Whenever the question is raised “Why is it always done this way?” in a fantasy context, the answer is almost always “because Tolkien did it”. (If not that, then it’s because D&D did it.) But Tolkien had a good reason for it, which in most fantasy games inspired by Middle-Earth is not present. I argue that creating kings and other movers and shakers is not only irrelevant to most settings, but actually obstructive. So why did Tolkien do it? Because Middle-Earth has always been a setting that is about Kings and the conflicts and cooperations between them. That’s in The Lord of the Rings and The Silmarilion and even in The Hobbit. Bilbo Baggins might be the protagonist of that story who is going on an adventure in the Wilderness, but it is not his story and it is not really about adventures. In the end it really is all about Thorin reclaiming the rule over his families land and a lot of the problems they run into really are power struggles for control over the region and its economy. Bilbo is looking for treasure, Thorin is making a grav for power which gets him into conflict with the other regional rulers. Similarly, The Lord of the Rings has two stories; one about Frodo going to Mount Doom and the other all about the shift in political power in Middle-Earth. And that’s why so many characters are kings and princes and we get to know all the rulers while hearing almost nothing about the common people. Similarly, the Song of Ice and Fire series is a story about powerful politicians fighting for control and dominance. It’s necessary to know all the royal courts and all the kings and princes, because that’s where the action takes place and who are the main players in the story are.
But almost no campaign setting that has been created for a roleplaying game has really been intended to have the player characters as major participants in global politics. And as such players are very unlikely to ever meet anyof those people and when they do it’s usually as generic quest givers. Kings and high priests are adventure characters, not setting elements. Take a look at fiction in which the protagonists are more like typical adventurers. Conan sometimes have encounters with other kings when he rules Aqualonia, but these are created for each specific story and then again immediately discarded. And I am not even sure if there is ever any explanation how government in Lankhmar works. Because it’s irrelevant.
There are exceptions, of course. Dark Sun has the Dragon Kings who rule over the city states and we have complete lists of all the cities and all the kings, with pretty detailed descriptions. But in the world of Athas, the kings are not just rulers. They are immortal sorcerers of unimginable power and often seen as close to gods. They are indeed so powerful and reclusive that few player characters are likely to ever meet them or have any sliver of hope to survive against them in a fight. However, the kings all have their templars, who are not only administrators and police, but also priests of their kings. And players are going to run into templars and have dealings with them all the time. In this respect the kings themselves are not so much NPCs, but religions and ideologies which the templars enforce within their cities. Who exactly are the kings? GMs don’t need to know and players probably shouldn’t know. All we need to understand about them is what directions they are giving to their highest templars. In Athas, the identity of the king is the identity of the city. Take a city like Baldur’s Gate or Shadizar, and it really doesn’t matter. If there is a war, there is a war. Unless the players are playing generals, they never will really know what’s going on in the back rooms. Spending too much thought and attention on those things is generally a waste of time.

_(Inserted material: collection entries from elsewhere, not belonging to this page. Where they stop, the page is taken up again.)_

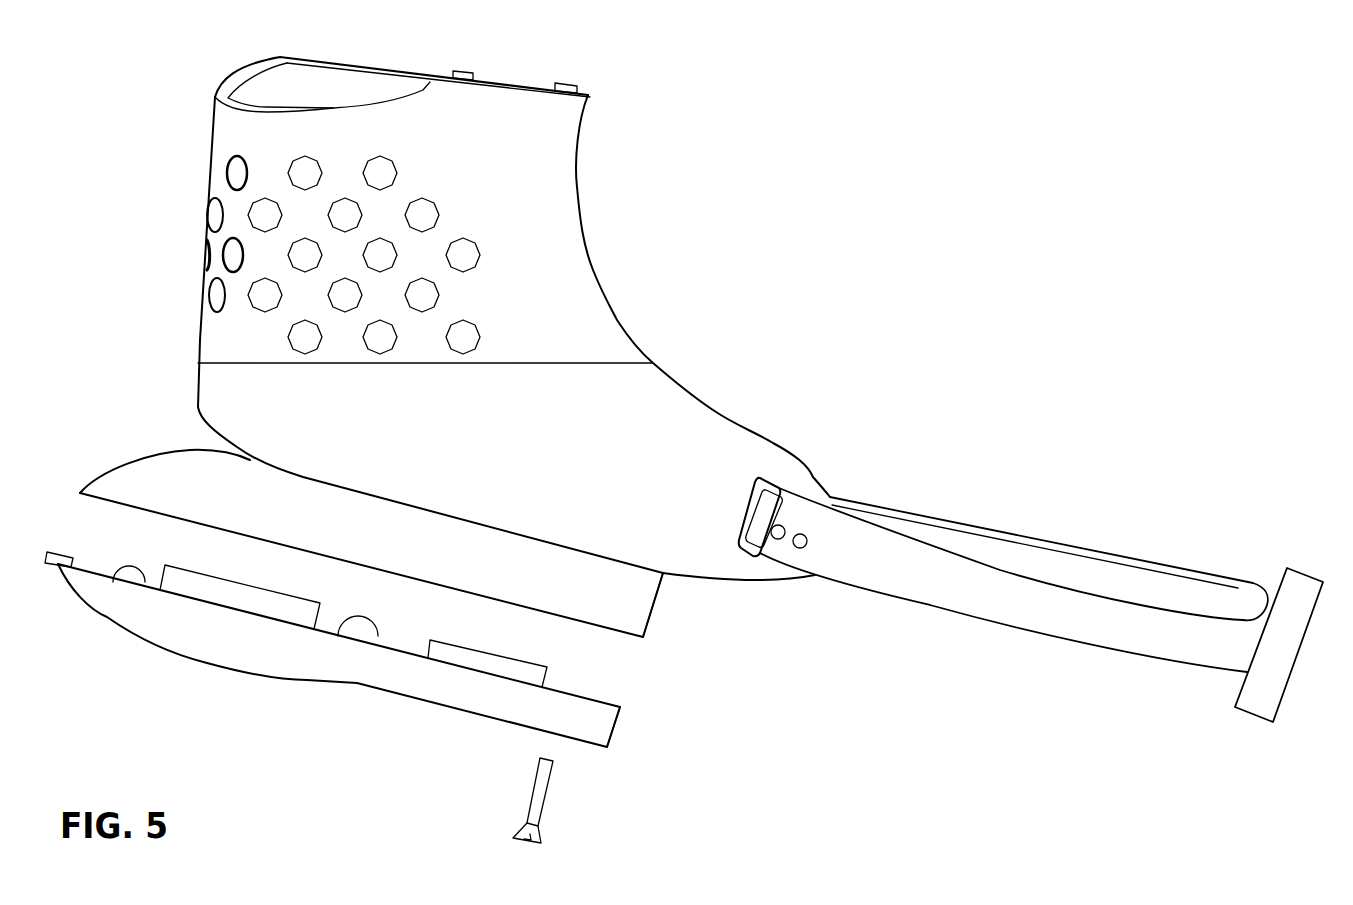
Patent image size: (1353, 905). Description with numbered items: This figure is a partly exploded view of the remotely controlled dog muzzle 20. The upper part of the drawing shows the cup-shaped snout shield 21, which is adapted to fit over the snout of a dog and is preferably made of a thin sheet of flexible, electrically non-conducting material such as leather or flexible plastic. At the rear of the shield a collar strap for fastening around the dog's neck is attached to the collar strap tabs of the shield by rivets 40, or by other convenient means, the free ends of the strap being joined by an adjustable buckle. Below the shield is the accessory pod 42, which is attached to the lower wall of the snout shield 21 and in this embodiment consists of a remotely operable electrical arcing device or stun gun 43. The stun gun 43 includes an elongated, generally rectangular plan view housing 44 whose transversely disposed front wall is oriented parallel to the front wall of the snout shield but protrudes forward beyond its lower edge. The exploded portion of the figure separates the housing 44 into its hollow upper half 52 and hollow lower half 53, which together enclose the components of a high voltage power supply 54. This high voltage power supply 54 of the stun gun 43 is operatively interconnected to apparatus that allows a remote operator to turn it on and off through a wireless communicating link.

The muzzle 20 is at (780, 92).
The snout shield 21 is at (588, 92).
The rivets 40 is at (800, 548).
The accessory pod 42 is at (330, 792).
The stun gun 43 is at (467, 712).
The housing 44 is at (622, 633).
The upper half 52 is at (163, 517).
The lower half 53 is at (337, 687).
The high voltage power supply 54 is at (322, 588).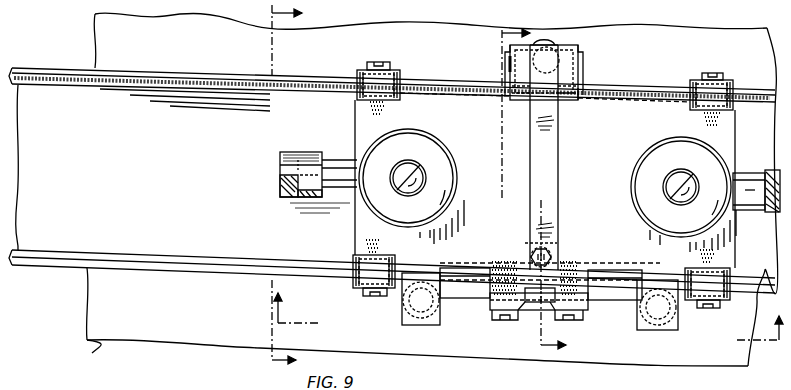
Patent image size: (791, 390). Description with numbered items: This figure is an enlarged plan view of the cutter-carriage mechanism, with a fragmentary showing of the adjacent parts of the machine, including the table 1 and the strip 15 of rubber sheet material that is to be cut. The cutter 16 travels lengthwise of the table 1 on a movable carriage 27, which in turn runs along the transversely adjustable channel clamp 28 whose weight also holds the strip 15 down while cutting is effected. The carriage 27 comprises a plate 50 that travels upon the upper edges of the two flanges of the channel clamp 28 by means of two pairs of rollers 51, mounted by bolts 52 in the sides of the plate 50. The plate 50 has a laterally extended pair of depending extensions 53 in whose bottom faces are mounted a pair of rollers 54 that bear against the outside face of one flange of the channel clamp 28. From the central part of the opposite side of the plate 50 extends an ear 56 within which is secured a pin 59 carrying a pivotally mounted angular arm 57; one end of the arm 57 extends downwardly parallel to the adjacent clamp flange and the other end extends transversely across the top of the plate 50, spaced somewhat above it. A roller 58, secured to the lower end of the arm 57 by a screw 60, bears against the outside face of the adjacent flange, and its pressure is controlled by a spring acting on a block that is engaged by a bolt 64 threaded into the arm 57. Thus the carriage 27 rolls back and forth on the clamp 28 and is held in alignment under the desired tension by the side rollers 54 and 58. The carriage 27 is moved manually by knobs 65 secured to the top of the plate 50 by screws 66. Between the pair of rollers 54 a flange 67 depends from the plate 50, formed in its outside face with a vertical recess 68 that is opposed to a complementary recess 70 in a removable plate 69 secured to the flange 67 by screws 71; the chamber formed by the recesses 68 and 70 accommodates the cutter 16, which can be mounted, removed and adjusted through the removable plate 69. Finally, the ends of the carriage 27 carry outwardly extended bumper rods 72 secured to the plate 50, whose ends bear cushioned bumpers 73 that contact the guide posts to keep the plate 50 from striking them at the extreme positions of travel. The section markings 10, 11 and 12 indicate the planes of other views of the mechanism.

The table 1 is at (104, 343).
The section line 10- 10 is at (518, 190).
The section line 11- 11 is at (528, 316).
The section line 12- 12 is at (281, 192).
The strip 15 is at (232, 342).
The cutter 16 is at (510, 318).
The carriage 27 is at (598, 212).
The channel clamp 28 is at (45, 72).
The plate 50 is at (545, 178).
The rollers 51 is at (357, 76).
The bolts 52 is at (376, 62).
The depending extensions 53 is at (424, 325).
The rollers 54 is at (404, 304).
The ear 56 is at (580, 50).
The angular arm 57 is at (530, 137).
The roller 58 is at (546, 46).
The pin 59 is at (510, 60).
The screw 60 is at (556, 40).
The bolt 64 is at (537, 242).
The knobs 65 is at (456, 168).
The screws 66 is at (416, 164).
The flange 67 is at (492, 286).
The vertical recess 68 is at (533, 254).
The removable plate 69 is at (497, 306).
The recess 70 is at (560, 322).
The screws 71 is at (538, 318).
The bumper rods 72 is at (324, 160).
The cushioned bumpers 73 is at (280, 190).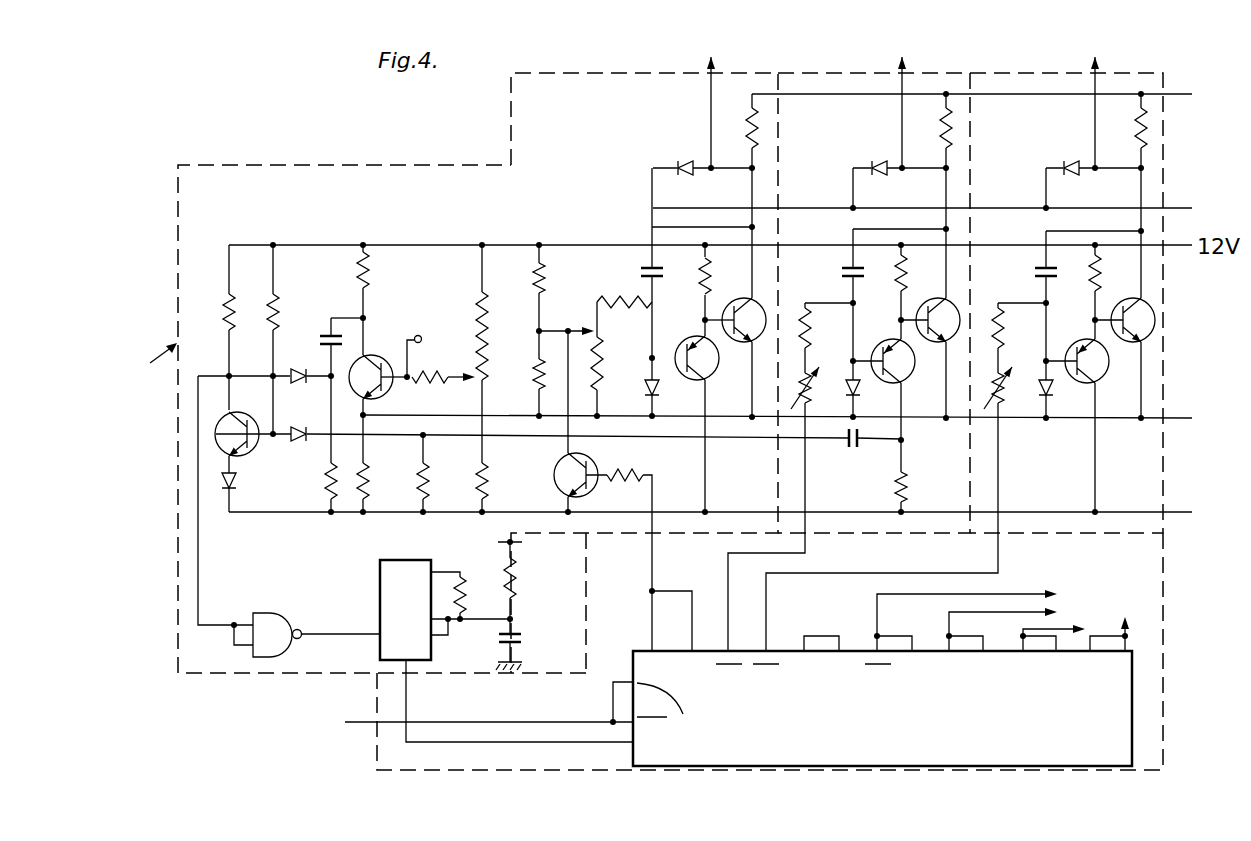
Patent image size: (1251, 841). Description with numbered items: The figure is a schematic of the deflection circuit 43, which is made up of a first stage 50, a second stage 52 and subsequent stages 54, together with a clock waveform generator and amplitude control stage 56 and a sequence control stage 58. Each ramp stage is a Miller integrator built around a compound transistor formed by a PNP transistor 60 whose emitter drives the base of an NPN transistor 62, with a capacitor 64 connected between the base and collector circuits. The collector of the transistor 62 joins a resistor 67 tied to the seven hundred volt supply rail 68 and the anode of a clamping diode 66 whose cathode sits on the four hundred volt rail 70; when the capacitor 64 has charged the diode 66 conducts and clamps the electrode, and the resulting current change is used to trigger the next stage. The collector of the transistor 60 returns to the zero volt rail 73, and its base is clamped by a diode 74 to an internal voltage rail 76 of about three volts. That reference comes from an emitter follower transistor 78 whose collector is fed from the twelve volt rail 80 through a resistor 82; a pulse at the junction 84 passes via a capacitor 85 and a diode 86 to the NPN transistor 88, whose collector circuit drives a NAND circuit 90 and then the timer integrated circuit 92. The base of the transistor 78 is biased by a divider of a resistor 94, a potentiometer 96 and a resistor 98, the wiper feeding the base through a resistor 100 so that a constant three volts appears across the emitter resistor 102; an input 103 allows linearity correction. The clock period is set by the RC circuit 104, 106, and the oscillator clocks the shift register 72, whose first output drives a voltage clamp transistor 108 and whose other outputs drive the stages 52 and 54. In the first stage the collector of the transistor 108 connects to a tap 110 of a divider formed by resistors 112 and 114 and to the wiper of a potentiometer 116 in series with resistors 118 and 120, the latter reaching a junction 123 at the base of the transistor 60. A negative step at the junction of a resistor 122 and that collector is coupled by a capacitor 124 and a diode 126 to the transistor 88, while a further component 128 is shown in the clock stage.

The circuit 43 is at (148, 365).
The first stage 50 is at (511, 121).
The second stage 52 is at (850, 77).
The subsequent stages 54 is at (1043, 77).
The clock waveform generator and amplitude control stage 56 is at (380, 172).
The sequence control stage 58 is at (1150, 582).
The PNP transistor 60 is at (709, 367).
The NPN transistor 62 is at (757, 316).
The capacitor 64 is at (650, 262).
The clamping diode 66 is at (683, 160).
The resistor 67 is at (757, 128).
The 700 V supply rail 68 is at (812, 93).
The 400 V rail 70 is at (1000, 208).
The shift register 72 is at (1117, 733).
The zero volt rail 73 is at (1040, 511).
The diode 74 is at (658, 388).
The internal voltage rail 76 is at (928, 420).
The emitter follower transistor 78 is at (357, 380).
The 12 volt rail 80 is at (545, 244).
The resistor 82 is at (368, 282).
The junction 84 is at (363, 318).
The capacitor 85 is at (328, 335).
The diode 86 is at (288, 372).
The NPN transistor 88 is at (216, 434).
The NAND circuit 90 is at (278, 618).
The integrated circuit 92 is at (380, 577).
The resistor 94 is at (482, 297).
The potentiometer 96 is at (478, 368).
The resistor 98 is at (478, 482).
The resistor 100 is at (437, 380).
The emitter resistor 102 is at (370, 477).
The input 103 is at (418, 335).
The RC circuit resistor 104 is at (515, 578).
The RC circuit capacitor 106 is at (516, 632).
The voltage clamp transistor 108 is at (567, 474).
The tap 110 is at (541, 330).
The resistor 112 is at (537, 392).
The resistor 114 is at (541, 265).
The potentiometer 116 is at (600, 322).
The resistor 118 is at (602, 392).
The resistor 120 is at (628, 296).
The resistor 122 is at (895, 475).
The junction 123 is at (698, 318).
The capacitor 124 is at (845, 448).
The diode 126 is at (297, 440).
The resistor 128 is at (417, 497).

And very often useless information is not just irrelevant, but actively obstructing. Because all that stuff has to be written and later it will be read. And both writers and readers will concentrate on those elements that get the most detail. But unless the setting is meant for player characters who are kings and generals, it is something they should not concentrate on. If you set up a big sign that says “This is important!” and “This is iconic for the setting”, GMs will try to shoehorn it into their campaigns. That even happens when you create the setting to use it only yourself. But is that actually good for the players? Generally not. It often means that they are part of a story which they neither have control over, nor contribute to in a meaningful way. So I say, if it’s not the focus of the setting, leave it out.
I went through some old notes again, from all the way back four years ago, checking if there was anything I’ve forgotten about in the meantime before throwing it away. And I came upon a list and description of the twelve most important ruler for the Ancient Lands setting. Some really good ideas there, but it is meant to be a setting set in the vast wilderness for wandering warriors exploring ruins and encountering spirits. What do the great rulers of the city states have to do with that? The cities themselves are mostly meant to add flavor to descriptions of objects and people who come from there and perhaps places where the players can catch a boat. Not places to be actually visited and explored. And the way the internal politics works are even less relevant. So I specifically chose to not write any descriptions for regular rulers who are easily replaceable. The leaders of the secret societies whose agents are also digging around in old ruins in the wilderness are a different matter, but just like the kings of Athas, they are more to explain the goals and actions of their minions rather than bein meant to appear in person themselves.